Key Laboratory of Marine Ecosystem Dynamics, Second Institute of Oceanography, Ministry of Natural Resources, 36 Baochubei Road, Hangzhou 310012, PR China; Observation and Research Station of Yangtze River Delta Marine Ecosystems, Ministry of Natural Resources, 99 South Haida Road, Zhoushan 316053, PR China.
State Key Laboratory of Satellite Ocean Environment Dynamics, Second Institute of Oceanography, Ministry of Natural Resources, 36 Baochubei Road, Hangzhou 310012, PR China; Observation and Research Station of Yangtze River Delta Marine Ecosystems, Ministry of Natural Resources, 99 South Haida Road, Zhoushan 316053, PR China.

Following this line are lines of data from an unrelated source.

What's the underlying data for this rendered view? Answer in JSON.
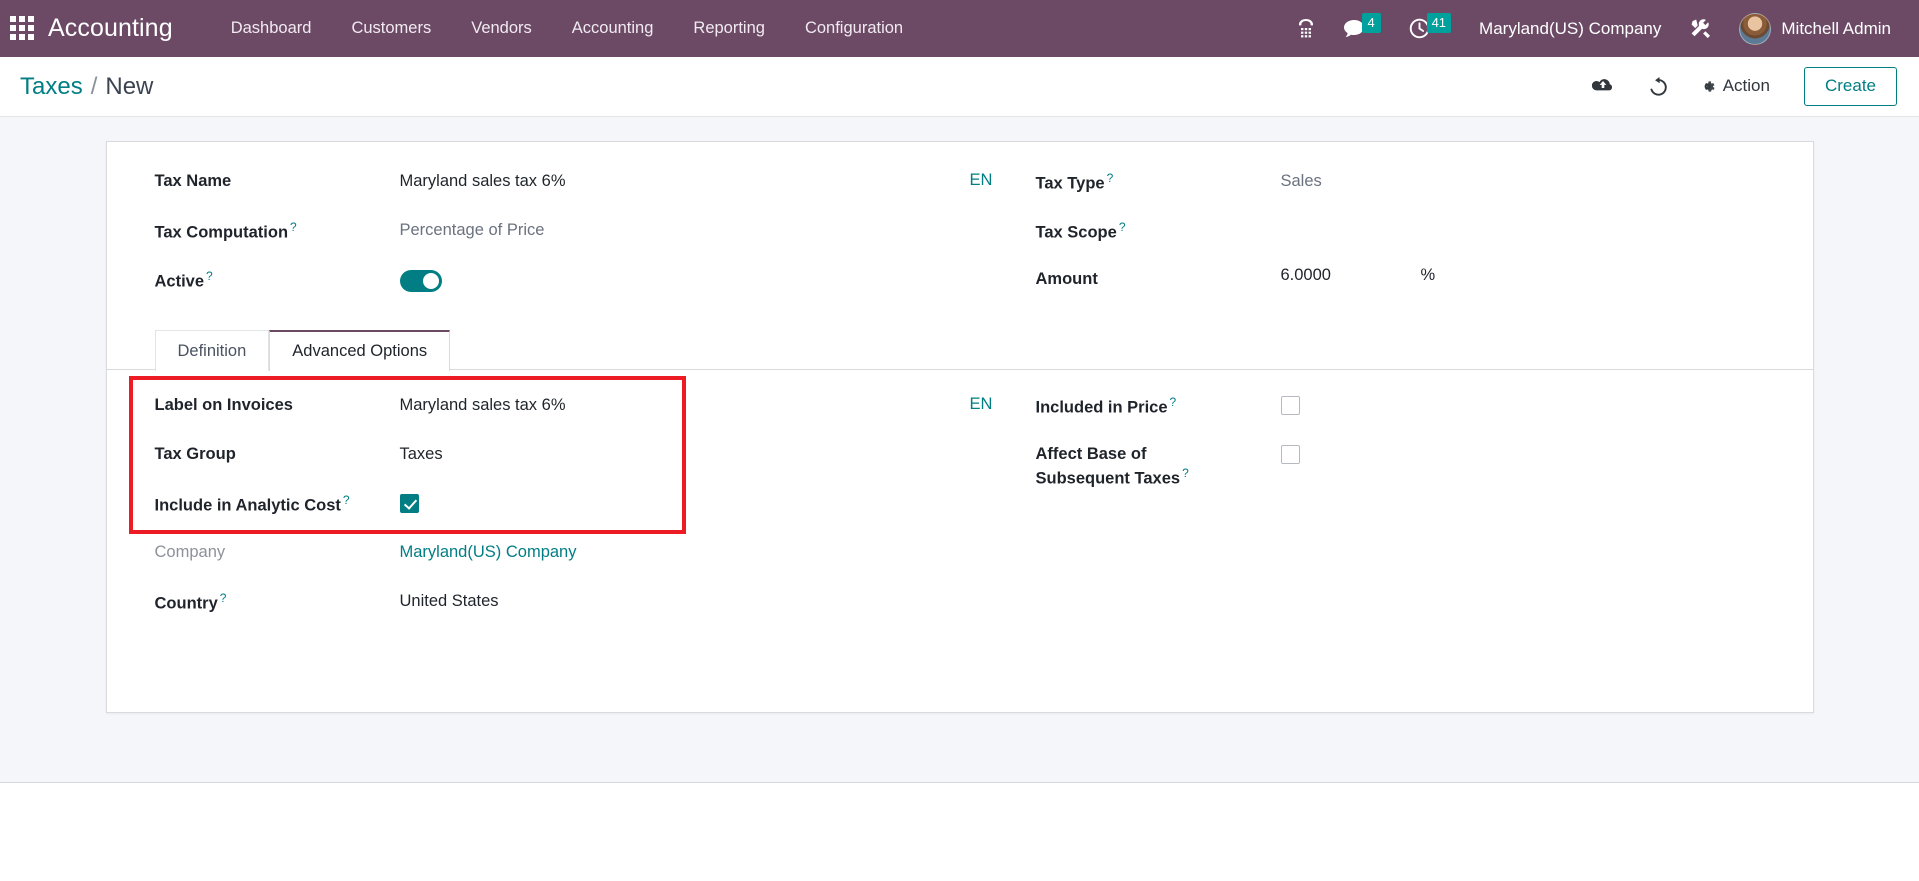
{
  "navbar": {
    "apps_icon": "apps-grid-icon",
    "brand": "Accounting",
    "menu": [
      {
        "label": "Dashboard"
      },
      {
        "label": "Customers"
      },
      {
        "label": "Vendors"
      },
      {
        "label": "Accounting"
      },
      {
        "label": "Reporting"
      },
      {
        "label": "Configuration"
      }
    ],
    "voip_icon": "phone-dialpad-icon",
    "messages_icon": "chat-bubble-icon",
    "messages_count": "4",
    "activities_icon": "clock-icon",
    "activities_count": "41",
    "company": "Maryland(US) Company",
    "debug_icon": "tools-wrench-icon",
    "avatar_icon": "user-avatar",
    "user": "Mitchell Admin"
  },
  "control_panel": {
    "breadcrumb_root": "Taxes",
    "breadcrumb_sep": "/",
    "breadcrumb_current": "New",
    "save_icon": "cloud-upload-icon",
    "discard_icon": "undo-arrow-icon",
    "action_icon": "gear-icon",
    "action_label": "Action",
    "create_label": "Create"
  },
  "form": {
    "lang_badge": "EN",
    "tax_name": {
      "label": "Tax Name",
      "value": "Maryland sales tax 6%"
    },
    "tax_computation": {
      "label": "Tax Computation",
      "value": "Percentage of Price"
    },
    "active": {
      "label": "Active",
      "value": "on"
    },
    "tax_type": {
      "label": "Tax Type",
      "value": "Sales"
    },
    "tax_scope": {
      "label": "Tax Scope",
      "value": ""
    },
    "amount": {
      "label": "Amount",
      "value": "6.0000",
      "suffix": "%"
    }
  },
  "tabs": [
    {
      "label": "Definition",
      "active": false
    },
    {
      "label": "Advanced Options",
      "active": true
    }
  ],
  "advanced_options": {
    "lang_badge": "EN",
    "label_on_invoices": {
      "label": "Label on Invoices",
      "value": "Maryland sales tax 6%"
    },
    "tax_group": {
      "label": "Tax Group",
      "value": "Taxes"
    },
    "include_in_analytic_cost": {
      "label": "Include in Analytic Cost",
      "checked": true
    },
    "company": {
      "label": "Company",
      "value": "Maryland(US) Company"
    },
    "country": {
      "label": "Country",
      "value": "United States"
    },
    "included_in_price": {
      "label": "Included in Price",
      "checked": false
    },
    "affect_base_line1": {
      "label": "Affect Base of"
    },
    "affect_base_line2": {
      "label": "Subsequent Taxes"
    }
  },
  "colors": {
    "navbar": "#6C4A66",
    "accent_teal": "#017E84",
    "badge_teal": "#00A09D",
    "annotation_red": "#ED1C24",
    "page_bg": "#f5f6fa"
  }
}
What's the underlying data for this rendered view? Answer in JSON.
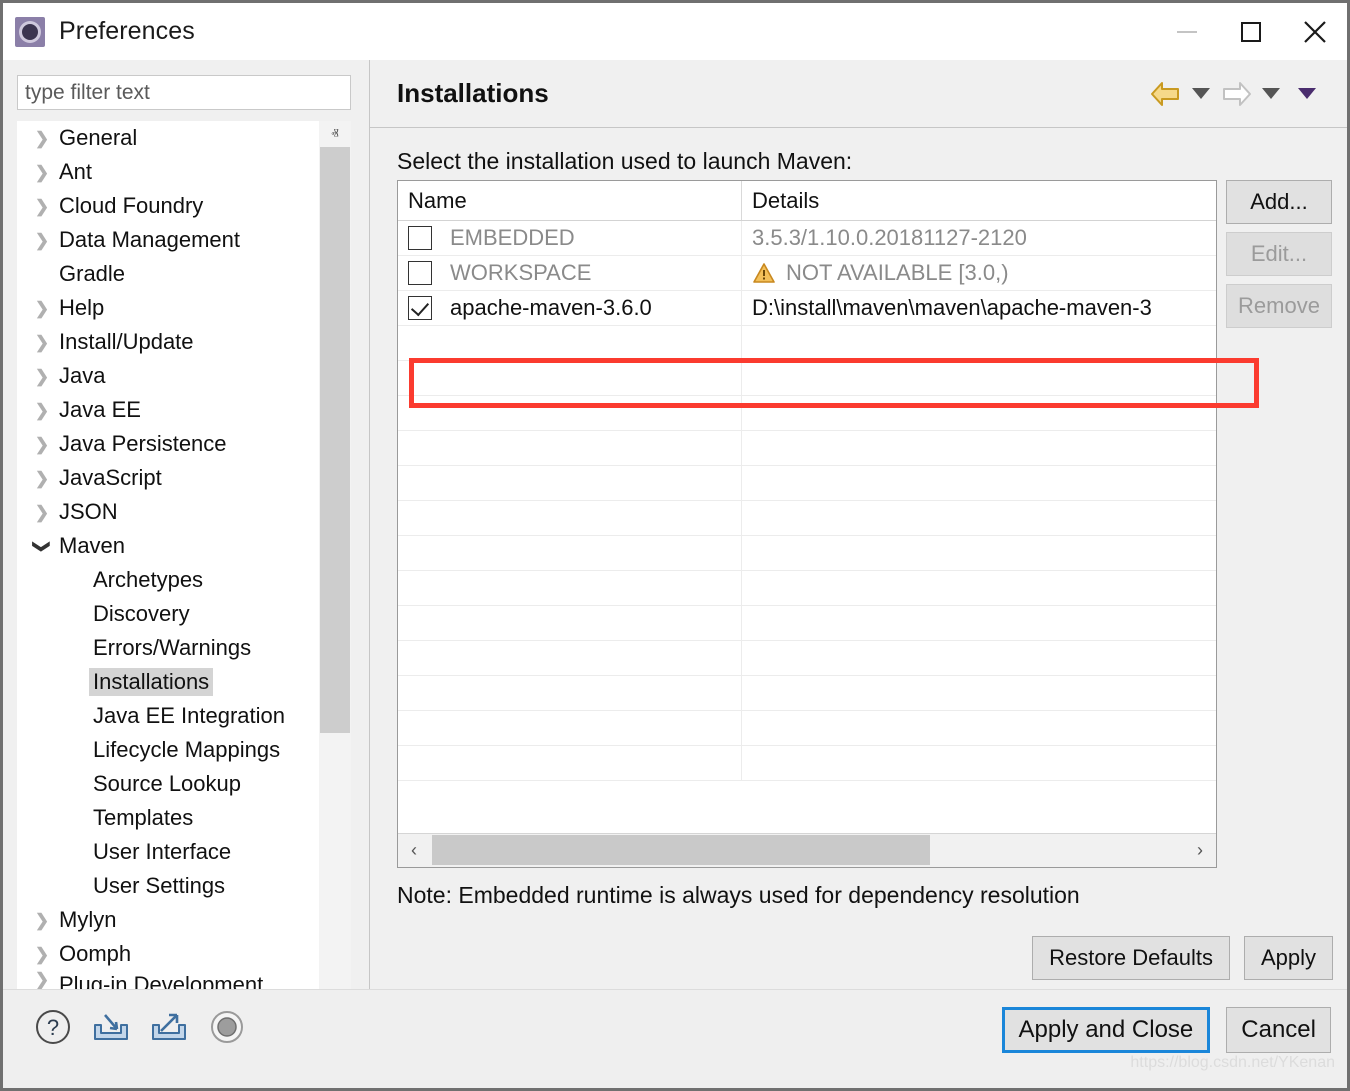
{
  "window": {
    "title": "Preferences",
    "icon": "eclipse-preferences-gear-icon",
    "controls": {
      "minimize": "—",
      "maximize": "□",
      "close": "✕"
    }
  },
  "sidebar": {
    "filter": {
      "placeholder": "type filter text",
      "value": ""
    },
    "items": [
      {
        "label": "General",
        "expandable": true,
        "expanded": false,
        "level": 0,
        "selected": false
      },
      {
        "label": "Ant",
        "expandable": true,
        "expanded": false,
        "level": 0,
        "selected": false
      },
      {
        "label": "Cloud Foundry",
        "expandable": true,
        "expanded": false,
        "level": 0,
        "selected": false
      },
      {
        "label": "Data Management",
        "expandable": true,
        "expanded": false,
        "level": 0,
        "selected": false
      },
      {
        "label": "Gradle",
        "expandable": false,
        "expanded": false,
        "level": 0,
        "selected": false
      },
      {
        "label": "Help",
        "expandable": true,
        "expanded": false,
        "level": 0,
        "selected": false
      },
      {
        "label": "Install/Update",
        "expandable": true,
        "expanded": false,
        "level": 0,
        "selected": false
      },
      {
        "label": "Java",
        "expandable": true,
        "expanded": false,
        "level": 0,
        "selected": false
      },
      {
        "label": "Java EE",
        "expandable": true,
        "expanded": false,
        "level": 0,
        "selected": false
      },
      {
        "label": "Java Persistence",
        "expandable": true,
        "expanded": false,
        "level": 0,
        "selected": false
      },
      {
        "label": "JavaScript",
        "expandable": true,
        "expanded": false,
        "level": 0,
        "selected": false
      },
      {
        "label": "JSON",
        "expandable": true,
        "expanded": false,
        "level": 0,
        "selected": false
      },
      {
        "label": "Maven",
        "expandable": true,
        "expanded": true,
        "level": 0,
        "selected": false
      },
      {
        "label": "Archetypes",
        "expandable": false,
        "expanded": false,
        "level": 1,
        "selected": false
      },
      {
        "label": "Discovery",
        "expandable": false,
        "expanded": false,
        "level": 1,
        "selected": false
      },
      {
        "label": "Errors/Warnings",
        "expandable": false,
        "expanded": false,
        "level": 1,
        "selected": false
      },
      {
        "label": "Installations",
        "expandable": false,
        "expanded": false,
        "level": 1,
        "selected": true
      },
      {
        "label": "Java EE Integration",
        "expandable": false,
        "expanded": false,
        "level": 1,
        "selected": false
      },
      {
        "label": "Lifecycle Mappings",
        "expandable": false,
        "expanded": false,
        "level": 1,
        "selected": false
      },
      {
        "label": "Source Lookup",
        "expandable": false,
        "expanded": false,
        "level": 1,
        "selected": false
      },
      {
        "label": "Templates",
        "expandable": false,
        "expanded": false,
        "level": 1,
        "selected": false
      },
      {
        "label": "User Interface",
        "expandable": false,
        "expanded": false,
        "level": 1,
        "selected": false
      },
      {
        "label": "User Settings",
        "expandable": false,
        "expanded": false,
        "level": 1,
        "selected": false
      },
      {
        "label": "Mylyn",
        "expandable": true,
        "expanded": false,
        "level": 0,
        "selected": false
      },
      {
        "label": "Oomph",
        "expandable": true,
        "expanded": false,
        "level": 0,
        "selected": false
      },
      {
        "label": "Plug-in Development",
        "expandable": true,
        "expanded": false,
        "level": 0,
        "selected": false
      }
    ],
    "scrollbar": {
      "up_arrow": "ⱏ",
      "down_arrow": "ⱟ"
    }
  },
  "page": {
    "title": "Installations",
    "nav": {
      "back_icon": "back-arrow-icon",
      "back_dropdown": "▼",
      "forward_icon": "forward-arrow-icon",
      "forward_dropdown": "▼",
      "menu_dropdown": "▼"
    },
    "section_label": "Select the installation used to launch Maven:",
    "note": "Note: Embedded runtime is always used for dependency resolution"
  },
  "table": {
    "columns": [
      "Name",
      "Details"
    ],
    "rows": [
      {
        "checked": false,
        "enabled": false,
        "name": "EMBEDDED",
        "details": "3.5.3/1.10.0.20181127-2120",
        "warning": false,
        "highlighted": false
      },
      {
        "checked": false,
        "enabled": false,
        "name": "WORKSPACE",
        "details": "NOT AVAILABLE [3.0,)",
        "warning": true,
        "highlighted": false
      },
      {
        "checked": true,
        "enabled": true,
        "name": "apache-maven-3.6.0",
        "details": "D:\\install\\maven\\maven\\apache-maven-3",
        "warning": false,
        "highlighted": true
      }
    ],
    "empty_row_count": 13,
    "hscroll": {
      "left_arrow": "‹",
      "right_arrow": "›"
    }
  },
  "side_buttons": [
    {
      "label": "Add...",
      "enabled": true
    },
    {
      "label": "Edit...",
      "enabled": false
    },
    {
      "label": "Remove",
      "enabled": false
    }
  ],
  "page_buttons": [
    {
      "label": "Restore Defaults",
      "enabled": true
    },
    {
      "label": "Apply",
      "enabled": true
    }
  ],
  "footer": {
    "icons": [
      "help-icon",
      "import-icon",
      "export-icon",
      "toggle-icon"
    ],
    "buttons": [
      {
        "label": "Apply and Close",
        "focused": true
      },
      {
        "label": "Cancel",
        "focused": false
      }
    ],
    "watermark": "https://blog.csdn.net/YKenan"
  },
  "colors": {
    "accent_blue": "#1a86d9",
    "highlight_red": "#fb3b2f",
    "warning_amber": "#e9a93a",
    "nav_gold": "#e3b23c",
    "nav_purple": "#4a2d6e",
    "selection_gray": "#d4d4d4"
  }
}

Sci Total Environ. 2024 Nov 15;951:175755. doi: 10.1016/j.scitotenv.2024.175755. Epub 2024 Aug 23.
Disentangling microbial community diversity patterns and assembly mechanisms is critical for understanding ecological processes and evaluating biogeochemical cycling in ecosystems. However, the diversity patterns and assembly mechanism of the microbial communities in the epipelagic waters in the northeastern Indian Ocean (NEIO) on the spatial scale are still unclear. In this study, we investigated the spatial dynamics, geographic distribution pattern, and assembly process of the bacterial community using 532 samples collected from the epipelagic waters in the NEIO during the northeast monsoon. The results indicate that the bacterial richness and Bray-Curtis dissimilarity exhibited the strongest correlations with depth compared to the latitudinal and longitudinal scales. The dissolved oxygen was identified as the most important environmental factor affecting the bacterial richness and Bray-Curtis dissimilarity compared to temperature and salinity. The distance-decay relationship (DDR) of the bacterial community strengthened with increasing water depth. Turnover was the predominant β-diversity component influencing the spatial changes in the whole bacterial community. The dispersal limitation of the stochastic process and homogeneous selection of the deterministic process governed the bacterial ecological assembly process of the whole bacterial community. Abundant and rare subcommunities differed in terms of the niche breath, composition changes. The abundant subcommunities exhibited a much wider niche breath than the rare subcommunities. Regarding the abundant subcommunity species changes, the contributions of the turnover and nestedness varied with the water depth and oceanic region. In contrast, turnover was the major β-diversity component regarding the changes in the rare species. These data improve our understanding of the ecological processes of bacterial community assemblages in the NEIO.
解析微生物群落多样性模式和组装机制对于理解生态过程和评估生态系统中的生物地球化学循环至关重要。然而,东北印度洋(NEIO)表水层微生物群落的多样性模式和组装机制在空间尺度上仍不清楚。在这项研究中,我们利用东北季风期间在 NEIO 表水层采集的 532 个样本,研究了细菌群落的空间动态、地理分布模式和组装过程。结果表明,与纬度和经度尺度相比,细菌丰富度和 Bray-Curtis 不相似性与深度的相关性最强。与温度和盐度相比,溶解氧被确定为影响细菌丰富度和 Bray-Curtis 不相似性的最重要环境因素。细菌群落的距离衰减关系(DDR)随水深的增加而增强。周转率是影响整个细菌群落空间变化的主要β多样性组成部分。随机过程的扩散限制和确定性过程的均匀选择控制了整个细菌群落的细菌生态组装过程。丰富和稀有亚群落在生态位宽度、组成变化方面存在差异。丰富亚群落的生态位宽度比稀有亚群落宽得多。关于丰富亚群物种变化,周转率和嵌套性的贡献随水深和海洋区域而变化。相比之下,关于稀有物种的变化,周转率是主要的β多样性组成部分。这些数据提高了我们对 NEIO 中细菌群落组装生态过程的理解。